The training procedure of the model is as follows:

The input feature is one-hot encoded vector, where each position in the vector represents one character. The size of this one-hot encoded vector depends on the dataset used to train the model (as for example in German, there exist characters like ä, ö, etc. whereas in English these don't exist. Therefore, it wouldn't make any sense to use them in the one-hot encoding.)

Then, the training data is split into sequences of the length specified in the beginning of the notebook. The model is trained to predict the next character, based on the previous characters. Hence, the input to the model and the ground truth are shifted to the right by one character.
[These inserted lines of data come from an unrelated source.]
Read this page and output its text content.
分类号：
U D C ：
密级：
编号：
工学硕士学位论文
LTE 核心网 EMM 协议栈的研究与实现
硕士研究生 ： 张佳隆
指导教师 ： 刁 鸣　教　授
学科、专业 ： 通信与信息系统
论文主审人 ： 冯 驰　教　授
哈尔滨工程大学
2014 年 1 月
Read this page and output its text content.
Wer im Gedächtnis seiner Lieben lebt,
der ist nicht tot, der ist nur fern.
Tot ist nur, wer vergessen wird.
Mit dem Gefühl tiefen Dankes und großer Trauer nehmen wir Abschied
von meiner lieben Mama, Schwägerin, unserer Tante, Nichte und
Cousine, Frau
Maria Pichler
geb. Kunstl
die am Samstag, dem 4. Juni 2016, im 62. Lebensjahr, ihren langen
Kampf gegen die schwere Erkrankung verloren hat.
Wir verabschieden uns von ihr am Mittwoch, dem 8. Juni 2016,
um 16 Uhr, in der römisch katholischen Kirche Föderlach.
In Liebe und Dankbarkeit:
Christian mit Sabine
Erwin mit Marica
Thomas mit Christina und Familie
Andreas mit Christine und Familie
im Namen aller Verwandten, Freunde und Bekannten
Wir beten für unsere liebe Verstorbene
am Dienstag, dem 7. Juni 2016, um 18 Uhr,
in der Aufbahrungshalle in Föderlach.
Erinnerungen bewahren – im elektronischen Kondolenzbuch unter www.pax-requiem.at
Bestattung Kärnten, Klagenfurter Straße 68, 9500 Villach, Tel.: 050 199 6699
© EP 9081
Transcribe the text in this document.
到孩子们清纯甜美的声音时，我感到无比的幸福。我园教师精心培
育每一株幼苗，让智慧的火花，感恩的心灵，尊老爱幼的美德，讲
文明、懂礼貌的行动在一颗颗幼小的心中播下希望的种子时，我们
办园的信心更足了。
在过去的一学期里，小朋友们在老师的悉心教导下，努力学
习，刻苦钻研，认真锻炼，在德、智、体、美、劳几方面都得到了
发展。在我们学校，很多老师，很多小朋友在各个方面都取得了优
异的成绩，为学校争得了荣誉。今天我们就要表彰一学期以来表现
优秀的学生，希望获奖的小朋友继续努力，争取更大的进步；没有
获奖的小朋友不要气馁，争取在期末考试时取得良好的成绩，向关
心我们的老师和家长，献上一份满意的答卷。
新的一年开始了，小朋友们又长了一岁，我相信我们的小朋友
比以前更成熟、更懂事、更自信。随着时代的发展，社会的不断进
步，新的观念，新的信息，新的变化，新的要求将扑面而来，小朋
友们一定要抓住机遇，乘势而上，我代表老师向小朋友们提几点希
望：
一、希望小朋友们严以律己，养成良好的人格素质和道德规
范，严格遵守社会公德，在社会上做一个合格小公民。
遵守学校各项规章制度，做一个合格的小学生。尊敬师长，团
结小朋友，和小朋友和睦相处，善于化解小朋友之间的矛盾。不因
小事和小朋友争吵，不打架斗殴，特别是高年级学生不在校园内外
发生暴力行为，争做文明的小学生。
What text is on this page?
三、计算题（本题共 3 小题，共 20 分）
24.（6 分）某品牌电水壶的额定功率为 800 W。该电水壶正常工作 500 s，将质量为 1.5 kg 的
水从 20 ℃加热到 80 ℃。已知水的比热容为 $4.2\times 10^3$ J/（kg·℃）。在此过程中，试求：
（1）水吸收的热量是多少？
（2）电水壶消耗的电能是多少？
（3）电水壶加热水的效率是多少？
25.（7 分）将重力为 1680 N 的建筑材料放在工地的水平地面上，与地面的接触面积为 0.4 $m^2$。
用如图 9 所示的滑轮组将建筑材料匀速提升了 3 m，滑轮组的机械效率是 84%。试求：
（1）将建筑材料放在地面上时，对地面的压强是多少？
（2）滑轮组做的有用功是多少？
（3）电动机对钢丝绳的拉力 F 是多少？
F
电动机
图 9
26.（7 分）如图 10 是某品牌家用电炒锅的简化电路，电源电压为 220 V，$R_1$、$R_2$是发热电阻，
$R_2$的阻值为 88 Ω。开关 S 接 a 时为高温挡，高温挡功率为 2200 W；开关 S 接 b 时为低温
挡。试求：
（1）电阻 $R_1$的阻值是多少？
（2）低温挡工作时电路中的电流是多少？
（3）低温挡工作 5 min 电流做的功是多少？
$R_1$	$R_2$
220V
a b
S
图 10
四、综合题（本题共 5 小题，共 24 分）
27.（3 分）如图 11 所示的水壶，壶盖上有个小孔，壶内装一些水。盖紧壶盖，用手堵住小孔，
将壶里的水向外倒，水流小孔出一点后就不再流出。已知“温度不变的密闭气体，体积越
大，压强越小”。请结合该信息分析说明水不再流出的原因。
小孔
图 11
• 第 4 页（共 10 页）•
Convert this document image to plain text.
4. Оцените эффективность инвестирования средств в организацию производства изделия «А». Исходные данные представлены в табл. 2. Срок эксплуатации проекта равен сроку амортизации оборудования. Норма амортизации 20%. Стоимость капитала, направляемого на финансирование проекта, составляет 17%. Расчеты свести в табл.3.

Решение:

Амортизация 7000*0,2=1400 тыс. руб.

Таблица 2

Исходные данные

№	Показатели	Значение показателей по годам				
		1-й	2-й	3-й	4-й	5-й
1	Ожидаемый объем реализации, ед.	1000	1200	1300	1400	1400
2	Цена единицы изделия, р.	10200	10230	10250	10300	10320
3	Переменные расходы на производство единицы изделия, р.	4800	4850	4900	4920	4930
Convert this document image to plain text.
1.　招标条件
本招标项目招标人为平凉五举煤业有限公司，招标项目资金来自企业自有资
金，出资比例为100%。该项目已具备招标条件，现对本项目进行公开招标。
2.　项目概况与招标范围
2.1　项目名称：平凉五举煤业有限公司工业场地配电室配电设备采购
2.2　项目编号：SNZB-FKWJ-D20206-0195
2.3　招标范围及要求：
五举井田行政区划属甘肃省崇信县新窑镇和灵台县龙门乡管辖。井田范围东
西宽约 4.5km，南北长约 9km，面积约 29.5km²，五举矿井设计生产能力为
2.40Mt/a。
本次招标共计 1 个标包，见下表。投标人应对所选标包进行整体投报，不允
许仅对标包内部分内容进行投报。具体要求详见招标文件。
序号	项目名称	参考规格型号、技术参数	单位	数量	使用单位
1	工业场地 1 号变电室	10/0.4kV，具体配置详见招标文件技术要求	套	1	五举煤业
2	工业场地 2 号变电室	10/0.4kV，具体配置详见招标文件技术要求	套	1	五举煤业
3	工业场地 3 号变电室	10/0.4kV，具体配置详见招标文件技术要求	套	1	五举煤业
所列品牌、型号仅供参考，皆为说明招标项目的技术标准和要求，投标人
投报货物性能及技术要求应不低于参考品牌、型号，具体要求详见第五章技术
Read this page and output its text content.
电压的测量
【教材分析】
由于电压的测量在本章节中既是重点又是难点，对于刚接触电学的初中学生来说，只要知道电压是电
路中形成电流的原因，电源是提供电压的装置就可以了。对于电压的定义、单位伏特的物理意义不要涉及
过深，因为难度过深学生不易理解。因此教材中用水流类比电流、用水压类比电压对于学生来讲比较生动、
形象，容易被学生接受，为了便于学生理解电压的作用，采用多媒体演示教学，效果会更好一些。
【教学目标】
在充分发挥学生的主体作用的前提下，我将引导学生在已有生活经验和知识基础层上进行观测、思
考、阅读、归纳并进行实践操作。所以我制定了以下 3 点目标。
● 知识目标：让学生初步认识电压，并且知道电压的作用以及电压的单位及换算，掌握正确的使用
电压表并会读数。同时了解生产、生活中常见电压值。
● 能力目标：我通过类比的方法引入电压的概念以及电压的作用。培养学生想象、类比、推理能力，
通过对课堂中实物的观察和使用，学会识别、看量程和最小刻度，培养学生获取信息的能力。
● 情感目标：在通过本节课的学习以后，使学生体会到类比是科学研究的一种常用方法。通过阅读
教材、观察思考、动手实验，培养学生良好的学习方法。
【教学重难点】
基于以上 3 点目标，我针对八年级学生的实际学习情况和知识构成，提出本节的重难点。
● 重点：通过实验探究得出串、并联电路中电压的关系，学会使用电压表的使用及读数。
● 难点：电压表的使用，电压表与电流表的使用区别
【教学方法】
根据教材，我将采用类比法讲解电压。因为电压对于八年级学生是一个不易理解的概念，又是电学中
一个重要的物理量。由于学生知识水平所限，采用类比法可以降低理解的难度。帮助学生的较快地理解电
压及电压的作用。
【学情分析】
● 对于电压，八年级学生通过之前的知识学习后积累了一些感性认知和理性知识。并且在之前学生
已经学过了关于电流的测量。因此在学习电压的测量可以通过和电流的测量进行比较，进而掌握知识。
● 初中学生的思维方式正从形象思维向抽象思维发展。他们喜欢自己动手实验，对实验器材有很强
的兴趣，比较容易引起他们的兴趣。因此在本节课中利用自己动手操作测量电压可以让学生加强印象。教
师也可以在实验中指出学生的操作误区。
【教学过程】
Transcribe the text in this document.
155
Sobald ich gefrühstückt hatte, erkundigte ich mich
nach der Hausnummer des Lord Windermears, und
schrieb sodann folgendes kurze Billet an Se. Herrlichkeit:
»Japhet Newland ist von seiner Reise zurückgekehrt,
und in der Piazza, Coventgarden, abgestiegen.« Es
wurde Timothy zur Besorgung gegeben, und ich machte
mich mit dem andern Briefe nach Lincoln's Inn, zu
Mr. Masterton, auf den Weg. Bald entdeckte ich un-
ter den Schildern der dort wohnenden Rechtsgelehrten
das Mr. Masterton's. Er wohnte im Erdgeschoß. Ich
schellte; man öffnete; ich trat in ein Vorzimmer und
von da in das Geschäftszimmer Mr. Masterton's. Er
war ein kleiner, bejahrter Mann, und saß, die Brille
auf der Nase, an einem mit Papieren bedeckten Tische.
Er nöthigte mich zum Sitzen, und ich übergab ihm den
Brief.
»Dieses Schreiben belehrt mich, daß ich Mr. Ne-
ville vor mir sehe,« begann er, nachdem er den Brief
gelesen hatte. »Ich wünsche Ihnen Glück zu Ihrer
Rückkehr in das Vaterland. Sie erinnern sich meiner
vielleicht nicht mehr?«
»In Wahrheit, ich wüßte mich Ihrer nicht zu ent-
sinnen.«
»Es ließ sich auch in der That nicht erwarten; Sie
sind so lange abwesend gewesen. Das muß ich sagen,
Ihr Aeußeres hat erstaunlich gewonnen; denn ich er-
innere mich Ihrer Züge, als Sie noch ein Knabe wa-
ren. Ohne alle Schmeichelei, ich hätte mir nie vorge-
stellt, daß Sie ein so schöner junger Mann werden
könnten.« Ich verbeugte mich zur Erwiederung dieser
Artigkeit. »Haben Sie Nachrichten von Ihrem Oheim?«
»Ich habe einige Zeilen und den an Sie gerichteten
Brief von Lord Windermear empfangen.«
There's a very nice illustration for that kind of training in Karpathy's blog post.

The loss function used is the cross-entropy loss.

The dimensions of the input data for the LSTM cell can be found here: https://pytorch.org/docs/master/generated/torch.nn.LSTM.html

Results

In this section I'm going to briefly show some results of what the model is capable of.

Here are some examples of text which the model generated, after different number of training epochs. The input to the model was the word 'Yesterday'. The rest of the output was generated by the model, based on the previous output, character by character. So after the model predicted the next character after 'Yesterday', it was appended to the string 'Yesterday' and then the new string was fed into the network.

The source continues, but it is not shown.